Gpt-4o-mini stops following instructions after a few turns

Hello,

Do you refer to the conversation context, i.e. the user messages here?

Care to explain this in a little more detail? How would citing a file vs using system prompt make a difference? And what do you mean by force operating parameters?

I get what you’re saying here and it may very well be part of the issue. Just to be clear, the model does call file search again in later turns, and most of the time it also calls my function search_catalog (which is what actually gives the model the material to show to the user). What it does not do after a few turns is actually integrate those resources in its message (markdown images in the text or calling show_resource). How would you reset that?

I am not using GPT 5. Currently, I’m experimenting with 4.1 mini (I moved away from the initial 4o mini because it really couldn’t follow instructions if its life depended on it). Does this advice still apply? By “anchoring in chat” do you mean sending a developer/system role message with a reminder of the rule?

Also

What would be a concrete example of this?

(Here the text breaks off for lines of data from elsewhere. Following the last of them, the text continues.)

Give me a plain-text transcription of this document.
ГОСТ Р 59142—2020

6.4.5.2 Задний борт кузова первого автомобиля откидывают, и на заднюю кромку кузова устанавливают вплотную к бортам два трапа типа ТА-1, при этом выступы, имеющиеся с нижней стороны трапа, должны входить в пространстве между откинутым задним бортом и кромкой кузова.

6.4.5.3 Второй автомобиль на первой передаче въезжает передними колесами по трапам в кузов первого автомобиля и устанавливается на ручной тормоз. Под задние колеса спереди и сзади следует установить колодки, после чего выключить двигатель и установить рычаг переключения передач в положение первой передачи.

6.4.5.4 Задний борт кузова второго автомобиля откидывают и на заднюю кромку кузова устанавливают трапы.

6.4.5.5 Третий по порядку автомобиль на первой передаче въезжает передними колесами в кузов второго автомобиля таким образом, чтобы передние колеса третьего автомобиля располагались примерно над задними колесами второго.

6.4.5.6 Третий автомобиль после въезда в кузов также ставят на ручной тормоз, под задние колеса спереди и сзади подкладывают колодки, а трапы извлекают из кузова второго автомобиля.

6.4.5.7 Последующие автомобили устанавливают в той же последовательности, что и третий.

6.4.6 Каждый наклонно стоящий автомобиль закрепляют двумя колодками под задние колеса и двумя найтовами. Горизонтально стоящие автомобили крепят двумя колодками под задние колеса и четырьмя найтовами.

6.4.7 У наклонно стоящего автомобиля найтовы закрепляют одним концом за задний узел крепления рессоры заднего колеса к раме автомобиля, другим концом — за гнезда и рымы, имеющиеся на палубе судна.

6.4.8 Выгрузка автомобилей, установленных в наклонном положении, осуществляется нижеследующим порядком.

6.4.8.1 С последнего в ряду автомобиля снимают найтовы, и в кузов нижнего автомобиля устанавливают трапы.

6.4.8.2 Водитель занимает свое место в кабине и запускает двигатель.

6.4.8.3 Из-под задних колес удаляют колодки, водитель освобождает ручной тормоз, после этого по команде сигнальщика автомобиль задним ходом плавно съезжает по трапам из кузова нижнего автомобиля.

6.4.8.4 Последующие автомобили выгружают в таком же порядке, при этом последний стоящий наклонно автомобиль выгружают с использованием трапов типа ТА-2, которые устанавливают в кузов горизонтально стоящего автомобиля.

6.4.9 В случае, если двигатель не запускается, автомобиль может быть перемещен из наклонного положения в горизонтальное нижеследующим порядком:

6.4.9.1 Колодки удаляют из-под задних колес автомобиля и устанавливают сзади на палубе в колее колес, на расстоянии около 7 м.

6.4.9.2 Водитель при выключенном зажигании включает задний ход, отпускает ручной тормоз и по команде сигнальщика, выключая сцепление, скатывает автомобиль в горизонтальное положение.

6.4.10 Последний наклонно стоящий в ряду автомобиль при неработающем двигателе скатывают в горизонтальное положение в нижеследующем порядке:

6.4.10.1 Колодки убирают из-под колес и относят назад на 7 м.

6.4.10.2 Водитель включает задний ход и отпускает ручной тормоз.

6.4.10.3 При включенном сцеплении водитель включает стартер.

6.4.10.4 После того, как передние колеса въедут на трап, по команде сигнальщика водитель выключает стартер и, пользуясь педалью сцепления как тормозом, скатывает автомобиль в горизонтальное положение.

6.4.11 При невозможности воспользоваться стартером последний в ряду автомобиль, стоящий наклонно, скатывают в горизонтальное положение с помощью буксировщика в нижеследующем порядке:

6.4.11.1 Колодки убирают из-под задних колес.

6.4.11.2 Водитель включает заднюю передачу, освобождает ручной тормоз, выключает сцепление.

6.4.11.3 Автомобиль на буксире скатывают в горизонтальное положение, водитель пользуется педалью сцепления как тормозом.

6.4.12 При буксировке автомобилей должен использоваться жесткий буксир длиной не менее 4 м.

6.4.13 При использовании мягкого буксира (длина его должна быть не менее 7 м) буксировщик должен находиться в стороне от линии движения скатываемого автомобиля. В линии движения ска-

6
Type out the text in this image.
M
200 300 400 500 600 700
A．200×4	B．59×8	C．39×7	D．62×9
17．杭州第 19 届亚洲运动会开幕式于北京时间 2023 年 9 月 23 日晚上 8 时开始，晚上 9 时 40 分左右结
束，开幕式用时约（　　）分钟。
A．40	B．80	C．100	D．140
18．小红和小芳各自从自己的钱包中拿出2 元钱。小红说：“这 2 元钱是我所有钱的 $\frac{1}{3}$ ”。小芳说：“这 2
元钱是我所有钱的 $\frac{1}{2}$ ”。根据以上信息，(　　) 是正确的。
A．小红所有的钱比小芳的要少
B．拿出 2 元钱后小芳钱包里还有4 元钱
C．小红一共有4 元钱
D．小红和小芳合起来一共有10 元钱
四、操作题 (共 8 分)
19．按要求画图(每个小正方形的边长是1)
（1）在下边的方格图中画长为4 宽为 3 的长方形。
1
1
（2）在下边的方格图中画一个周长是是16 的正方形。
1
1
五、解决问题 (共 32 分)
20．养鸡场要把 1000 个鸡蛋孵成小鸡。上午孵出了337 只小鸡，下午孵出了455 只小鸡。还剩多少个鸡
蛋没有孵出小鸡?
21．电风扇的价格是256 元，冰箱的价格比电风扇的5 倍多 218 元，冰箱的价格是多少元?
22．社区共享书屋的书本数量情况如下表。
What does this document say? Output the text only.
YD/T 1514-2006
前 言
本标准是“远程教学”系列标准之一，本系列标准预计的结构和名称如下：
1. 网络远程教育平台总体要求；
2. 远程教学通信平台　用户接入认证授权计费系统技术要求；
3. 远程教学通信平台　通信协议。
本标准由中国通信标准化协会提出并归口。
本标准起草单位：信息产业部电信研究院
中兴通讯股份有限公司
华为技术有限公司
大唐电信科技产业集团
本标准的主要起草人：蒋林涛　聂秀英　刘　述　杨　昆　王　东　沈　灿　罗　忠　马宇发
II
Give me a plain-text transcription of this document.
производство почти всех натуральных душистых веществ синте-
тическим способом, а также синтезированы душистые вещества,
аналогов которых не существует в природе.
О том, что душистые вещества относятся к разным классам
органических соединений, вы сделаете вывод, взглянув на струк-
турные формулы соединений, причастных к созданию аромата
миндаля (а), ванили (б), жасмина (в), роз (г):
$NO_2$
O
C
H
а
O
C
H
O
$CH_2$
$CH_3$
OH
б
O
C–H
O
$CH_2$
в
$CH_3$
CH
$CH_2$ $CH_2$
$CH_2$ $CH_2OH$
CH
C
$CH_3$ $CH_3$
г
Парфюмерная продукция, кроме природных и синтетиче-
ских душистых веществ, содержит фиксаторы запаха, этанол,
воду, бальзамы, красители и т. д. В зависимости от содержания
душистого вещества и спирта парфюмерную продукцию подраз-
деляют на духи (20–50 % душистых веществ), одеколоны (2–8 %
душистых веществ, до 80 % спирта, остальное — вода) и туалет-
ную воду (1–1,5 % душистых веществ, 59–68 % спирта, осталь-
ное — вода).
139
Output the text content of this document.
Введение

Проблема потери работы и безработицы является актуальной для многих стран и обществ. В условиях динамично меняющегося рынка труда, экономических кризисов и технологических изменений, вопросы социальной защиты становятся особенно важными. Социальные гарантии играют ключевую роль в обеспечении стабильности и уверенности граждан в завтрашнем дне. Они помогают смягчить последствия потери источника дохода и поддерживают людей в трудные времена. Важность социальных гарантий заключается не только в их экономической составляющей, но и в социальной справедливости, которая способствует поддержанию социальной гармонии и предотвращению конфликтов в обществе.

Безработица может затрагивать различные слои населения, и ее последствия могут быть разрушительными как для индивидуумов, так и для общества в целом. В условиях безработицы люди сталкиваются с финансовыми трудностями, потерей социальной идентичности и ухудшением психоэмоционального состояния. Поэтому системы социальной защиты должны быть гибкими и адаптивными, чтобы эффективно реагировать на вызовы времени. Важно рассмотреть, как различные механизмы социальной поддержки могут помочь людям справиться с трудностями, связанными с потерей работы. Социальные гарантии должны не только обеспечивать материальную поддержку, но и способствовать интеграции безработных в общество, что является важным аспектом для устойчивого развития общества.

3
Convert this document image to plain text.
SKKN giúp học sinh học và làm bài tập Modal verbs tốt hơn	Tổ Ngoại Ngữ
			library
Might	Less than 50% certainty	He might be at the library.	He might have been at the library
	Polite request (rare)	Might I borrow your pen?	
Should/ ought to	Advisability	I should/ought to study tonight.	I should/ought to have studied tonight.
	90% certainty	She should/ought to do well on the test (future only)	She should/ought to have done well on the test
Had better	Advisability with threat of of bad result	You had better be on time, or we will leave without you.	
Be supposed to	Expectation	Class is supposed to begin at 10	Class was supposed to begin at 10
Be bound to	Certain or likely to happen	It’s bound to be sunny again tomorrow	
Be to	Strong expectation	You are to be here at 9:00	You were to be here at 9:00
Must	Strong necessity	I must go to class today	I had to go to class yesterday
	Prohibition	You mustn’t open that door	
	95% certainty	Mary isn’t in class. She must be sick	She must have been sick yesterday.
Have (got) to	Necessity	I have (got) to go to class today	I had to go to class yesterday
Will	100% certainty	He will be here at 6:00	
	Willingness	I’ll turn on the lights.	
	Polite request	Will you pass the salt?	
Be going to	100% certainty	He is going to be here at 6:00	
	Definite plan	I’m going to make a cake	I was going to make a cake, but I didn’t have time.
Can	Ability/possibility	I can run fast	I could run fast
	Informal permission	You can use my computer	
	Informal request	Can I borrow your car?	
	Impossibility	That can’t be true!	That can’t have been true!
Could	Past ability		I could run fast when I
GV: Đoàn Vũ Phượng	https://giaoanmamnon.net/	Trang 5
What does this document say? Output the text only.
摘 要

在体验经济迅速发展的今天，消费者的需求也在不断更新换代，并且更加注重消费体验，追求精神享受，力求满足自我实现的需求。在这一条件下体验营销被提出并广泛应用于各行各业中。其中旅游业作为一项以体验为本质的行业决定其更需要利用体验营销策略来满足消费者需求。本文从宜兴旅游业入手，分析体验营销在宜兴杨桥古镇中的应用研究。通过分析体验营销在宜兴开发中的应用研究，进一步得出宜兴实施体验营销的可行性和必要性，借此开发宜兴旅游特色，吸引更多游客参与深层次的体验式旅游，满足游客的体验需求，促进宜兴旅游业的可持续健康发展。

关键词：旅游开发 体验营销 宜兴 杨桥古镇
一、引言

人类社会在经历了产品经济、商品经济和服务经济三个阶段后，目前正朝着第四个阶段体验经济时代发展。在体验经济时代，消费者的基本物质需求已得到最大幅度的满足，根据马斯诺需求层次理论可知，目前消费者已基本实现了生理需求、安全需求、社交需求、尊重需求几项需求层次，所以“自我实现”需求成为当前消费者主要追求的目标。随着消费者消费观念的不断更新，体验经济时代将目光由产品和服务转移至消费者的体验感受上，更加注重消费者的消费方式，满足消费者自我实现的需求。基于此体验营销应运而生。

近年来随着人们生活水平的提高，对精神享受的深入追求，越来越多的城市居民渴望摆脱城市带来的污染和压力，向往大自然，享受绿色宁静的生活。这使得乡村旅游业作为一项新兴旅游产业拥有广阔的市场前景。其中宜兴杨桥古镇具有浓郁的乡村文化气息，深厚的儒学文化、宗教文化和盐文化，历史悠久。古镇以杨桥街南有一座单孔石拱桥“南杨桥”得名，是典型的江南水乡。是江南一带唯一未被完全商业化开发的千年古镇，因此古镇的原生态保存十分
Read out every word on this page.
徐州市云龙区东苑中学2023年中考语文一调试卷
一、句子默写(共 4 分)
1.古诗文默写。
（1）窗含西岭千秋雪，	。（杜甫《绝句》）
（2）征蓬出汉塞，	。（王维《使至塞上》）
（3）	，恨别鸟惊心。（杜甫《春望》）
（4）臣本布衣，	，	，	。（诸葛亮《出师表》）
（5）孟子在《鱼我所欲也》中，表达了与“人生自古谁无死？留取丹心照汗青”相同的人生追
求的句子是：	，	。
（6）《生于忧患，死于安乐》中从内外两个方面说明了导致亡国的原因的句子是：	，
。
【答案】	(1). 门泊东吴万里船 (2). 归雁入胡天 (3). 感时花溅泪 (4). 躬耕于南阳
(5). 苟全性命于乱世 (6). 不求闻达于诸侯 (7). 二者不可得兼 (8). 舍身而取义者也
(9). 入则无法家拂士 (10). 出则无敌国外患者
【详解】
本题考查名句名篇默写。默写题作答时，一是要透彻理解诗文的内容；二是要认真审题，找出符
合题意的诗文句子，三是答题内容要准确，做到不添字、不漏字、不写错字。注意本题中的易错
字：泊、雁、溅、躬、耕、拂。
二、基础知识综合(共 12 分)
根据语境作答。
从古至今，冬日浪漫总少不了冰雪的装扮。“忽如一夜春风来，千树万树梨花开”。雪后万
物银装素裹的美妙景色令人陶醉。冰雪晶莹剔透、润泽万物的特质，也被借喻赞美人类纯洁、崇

Something I thought of could be this:

  • when I receive a user message, I classify its intent first (LLM-in-the-loop, for example sending it to 4.1 nano and returning a value such as “new_topic”, “confirmation”, etc.)
  • if the user message intent is classified as “new_topic” (or something equivalent), I also send the “main” chatbot a developer/system message telling it explicitly to call show_resource/integrate an image in the response
  • after the response has been generated, I check whether the model followed the instructions by verifying if show_resource was called / the text message contains ![...](...). If it doesn’t, I send a developer/system message to the model asking for a follow up and explicitly requiring it to integrate resources in the response.

Is such an approach close to what you were referring? My worry with this approach would be increased cost and latency, as well as possible cases of misclassifying user message intent.